Ее имя на идише — Рохл Боймволь; именно в таком произношении оно стало популярным уже в 1930‑х годах среди читателей поэзии на идише — ее родном языке и языке ее творчества.

В мемуарах неизвестного автора, машинописная страница которых, датированная 1947 годом, сохранилась в архиве Рахили Баумволь, говорится: «…Иегуда‑Лейб Баумволь приехал тогда [в Киев. — В. Л.] со своей милой женой и маленькой дочкой Рохеле Баумволь, замечательным ребенком, говорившим чудесно по‑еврейски и полным обаяния, которым обладают лишь одаренные чуткие дети. Трех‑четырехлетняя девочка сидела в театре на дневных представлениях… Она схватывала с удивительной любознательностью и ревнивостью все, что происходило на сцене…»

Первые рифмованные строфы Рохеле, не умевшей еще ни читать, ни писать, записывала мать. Читать Рохеле научилась в пять лет, в девять лет, освобождаясь постепенно от гипсового панциря, в котором пролежала два с половиной года, она научилась писать, а в 16 — выпустила первый сборник своих стихотворений — «Киндерлидер» («Детские стихи»). В 1931 году она завершила образование в Музыкальном техникуме им. Гнесиных. И тогда же поступила на литературно‑лингвистическое отделение Московского государственного педагогического института им. А. С. Бубнова, который окончила в 1935 году вместе со своим сокурсником и мужем — еврейским поэтом Зямой Телесиным. (Имя и фото советского деятеля А. С. Бубнова, расстрелянного в 1937 году, супругам пришлось выдрать из общей фотографии выпуска 1935 года, сохранившейся в их семейном архиве.)

Опубликованные в еврейской периодике и вышедшие отдельными изданиями в Минске и в Москве довоенные стихи Рохл Боймволь на идише завоевали ей признание еврейского читателя.

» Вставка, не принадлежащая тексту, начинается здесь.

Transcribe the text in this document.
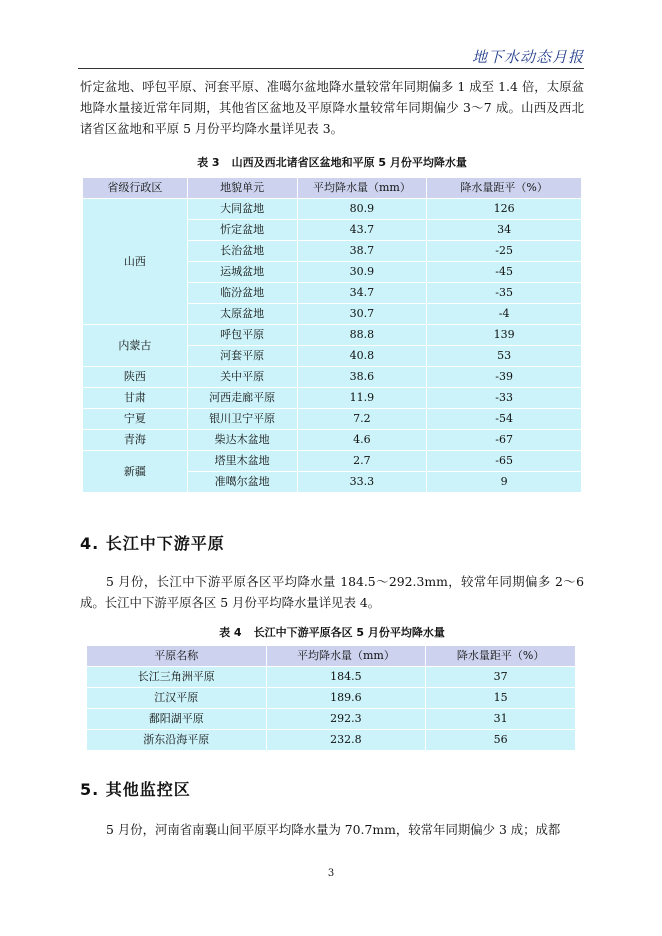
地下水动态月报

忻定盆地、呼包平原、河套平原、准噶尔盆地降水量较常年同期偏多 1 成至 1.4 倍，太原盆地降水量接近常年同期，其他省区盆地及平原降水量较常年同期偏少 3～7 成。山西及西北诸省区盆地和平原 5 月份平均降水量详见表 3。

表 3 山西及西北诸省区盆地和平原 5 月份平均降水量
省级行政区	地貌单元	平均降水量（mm）	降水量距平（%）
山西	大同盆地	80.9	126
	忻定盆地	43.7	34
	长治盆地	38.7	-25
	运城盆地	30.9	-45
	临汾盆地	34.7	-35
	太原盆地	30.7	-4
内蒙古	呼包平原	88.8	139
	河套平原	40.8	53
陕西	关中平原	38.6	-39
甘肃	河西走廊平原	11.9	-33
宁夏	银川卫宁平原	7.2	-54
青海	柴达木盆地	4.6	-67
新疆	塔里木盆地	2.7	-65
	准噶尔盆地	33.3	9
4. 长江中下游平原

5 月份，长江中下游平原各区平均降水量 184.5～292.3mm，较常年同期偏多 2～6 成。长江中下游平原各区 5 月份平均降水量详见表 4。

表 4 长江中下游平原各区 5 月份平均降水量
平原名称	平均降水量（mm）	降水量距平（%）
长江三角洲平原	184.5	37
江汉平原	189.6	15
鄱阳湖平原	292.3	31
浙东沿海平原	232.8	56
5. 其他监控区

5 月份，河南省南襄山间平原平均降水量为 70.7mm，较常年同期偏少 3 成；成都

3
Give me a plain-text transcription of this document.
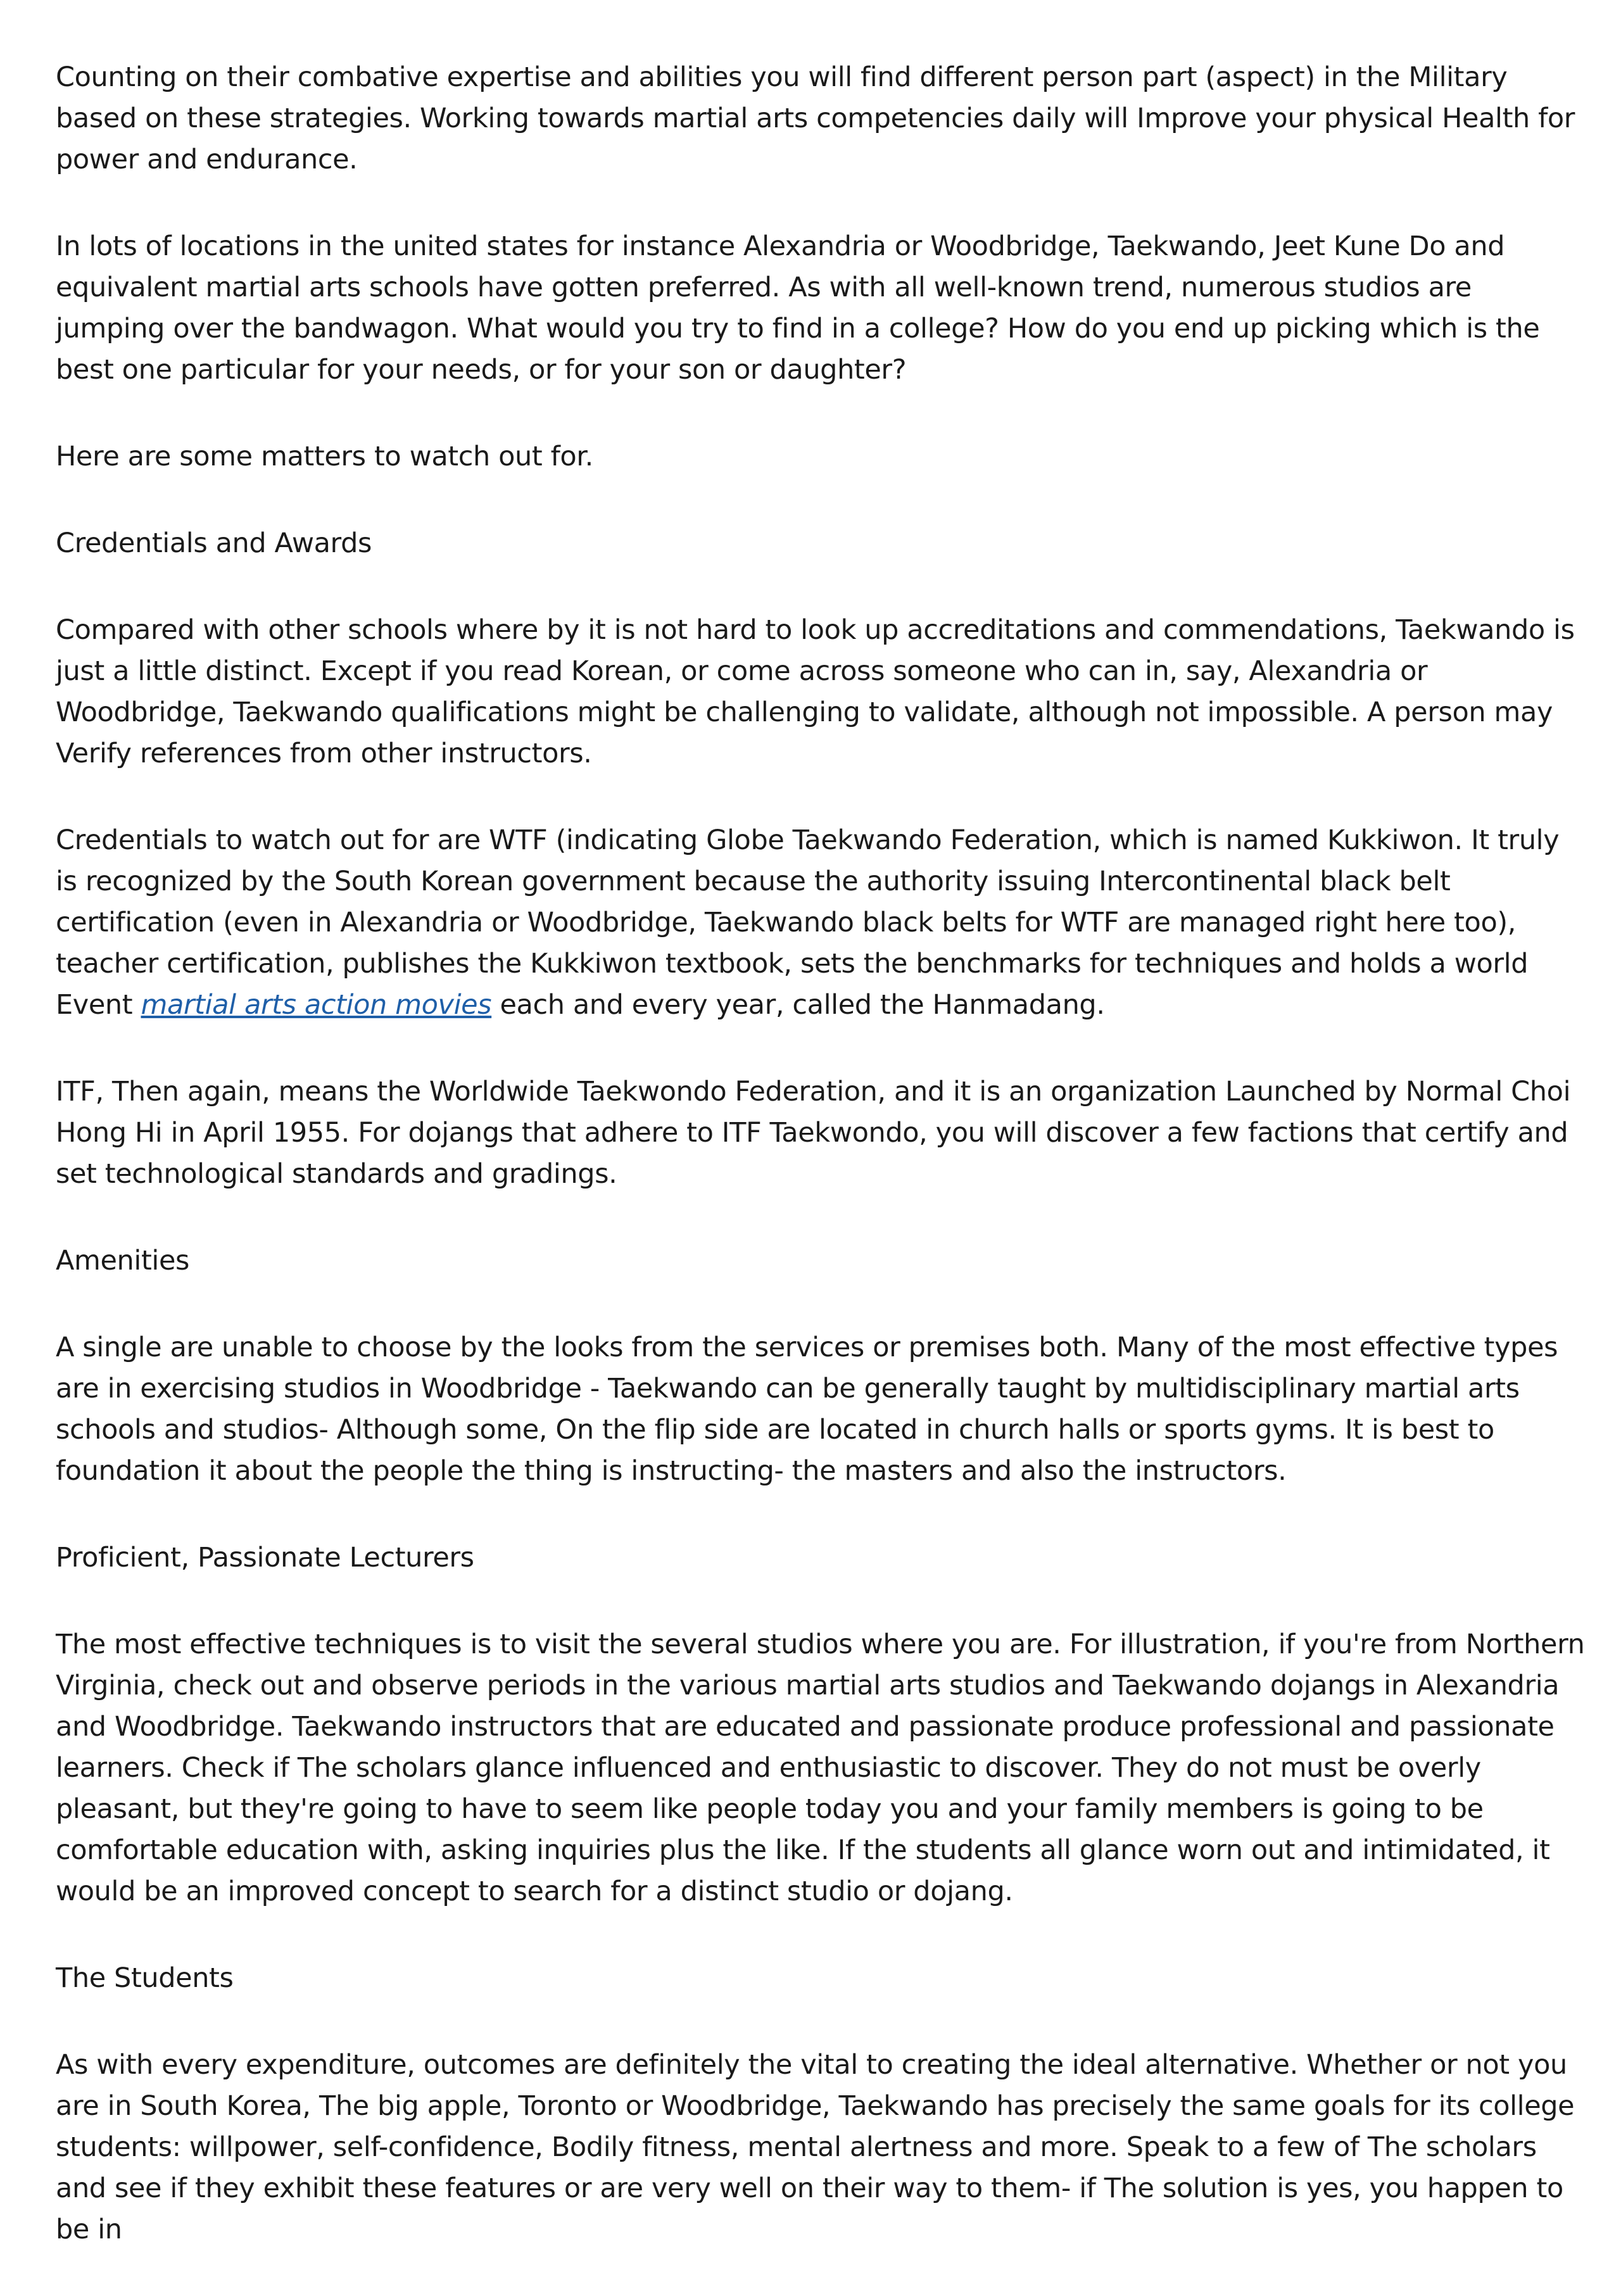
Counting on their combative expertise and abilities you will find different person part (aspect) in the Military based on these strategies. Working towards martial arts competencies daily will Improve your physical Health for power and endurance.

In lots of locations in the united states for instance Alexandria or Woodbridge, Taekwando, Jeet Kune Do and equivalent martial arts schools have gotten preferred. As with all well-known trend, numerous studios are jumping over the bandwagon. What would you try to find in a college? How do you end up picking which is the best one particular for your needs, or for your son or daughter?

Here are some matters to watch out for.

Credentials and Awards

Compared with other schools where by it is not hard to look up accreditations and commendations, Taekwando is just a little distinct. Except if you read Korean, or come across someone who can in, say, Alexandria or Woodbridge, Taekwando qualifications might be challenging to validate, although not impossible. A person may Verify references from other instructors.

Credentials to watch out for are WTF (indicating Globe Taekwando Federation, which is named Kukkiwon. It truly is recognized by the South Korean government because the authority issuing Intercontinental black belt certification (even in Alexandria or Woodbridge, Taekwando black belts for WTF are managed right here too), teacher certification, publishes the Kukkiwon textbook, sets the benchmarks for techniques and holds a world Event martial arts action movies each and every year, called the Hanmadang.

ITF, Then again, means the Worldwide Taekwondo Federation, and it is an organization Launched by Normal Choi Hong Hi in April 1955. For dojangs that adhere to ITF Taekwondo, you will discover a few factions that certify and set technological standards and gradings.

Amenities

A single are unable to choose by the looks from the services or premises both. Many of the most effective types are in exercising studios in Woodbridge - Taekwando can be generally taught by multidisciplinary martial arts schools and studios- Although some, On the flip side are located in church halls or sports gyms. It is best to foundation it about the people the thing is instructing- the masters and also the instructors.

Proficient, Passionate Lecturers

The most effective techniques is to visit the several studios where you are. For illustration, if you're from Northern Virginia, check out and observe periods in the various martial arts studios and Taekwando dojangs in Alexandria and Woodbridge. Taekwando instructors that are educated and passionate produce professional and passionate learners. Check if The scholars glance influenced and enthusiastic to discover. They do not must be overly pleasant, but they're going to have to seem like people today you and your family members is going to be comfortable education with, asking inquiries plus the like. If the students all glance worn out and intimidated, it would be an improved concept to search for a distinct studio or dojang.

The Students

As with every expenditure, outcomes are definitely the vital to creating the ideal alternative. Whether or not you are in South Korea, The big apple, Toronto or Woodbridge, Taekwando has precisely the same goals for its college students: willpower, self-confidence, Bodily fitness, mental alertness and more. Speak to a few of The scholars and see if they exhibit these features or are very well on their way to them- if The solution is yes, you happen to be in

Ее стихи на русском и переводы с идиша, выходившие в годы войны, сделали ее имя популярным и среди русскоязычных любителей поэзии. Ее называли «еврейской Ахматовой». Сама же Анна Андреевна, отмечая одаренность Рахили Баумволь, направленность ее лирики в прошлое и подчеркнутый «примитивизм» ее поэтического стиля, назвала ее «Шагалом в юбке». (Они познакомились в эвакуации в Ташкенте, Ахматова была искренне растрогана посвященным ей Рахилью стихотворением «Прогулка».)

Обложка сборника Рахили Баумволь

После разгрома еврейской культуры в позднесталинские годы русский язык стал на время единственным языком творчества Рахили Баумволь. В 1950‑х годах она публиковала на русском стихотворения, рассказы и сказки для детей (последние выходили миллионными тиражами), а в 1960‑х в ее творчестве сформировался новый жанр — «сказки для взрослых». В период оттепели выходили ее переводы с идиша, в их числе — шедевр Моисея Кульбака «Зелменяне». Несмотря на напряженные отношения с Ароном Вергелисом, редактором «Советиш Геймланд», она также печаталась в этом единственном в СССР журнале на идише.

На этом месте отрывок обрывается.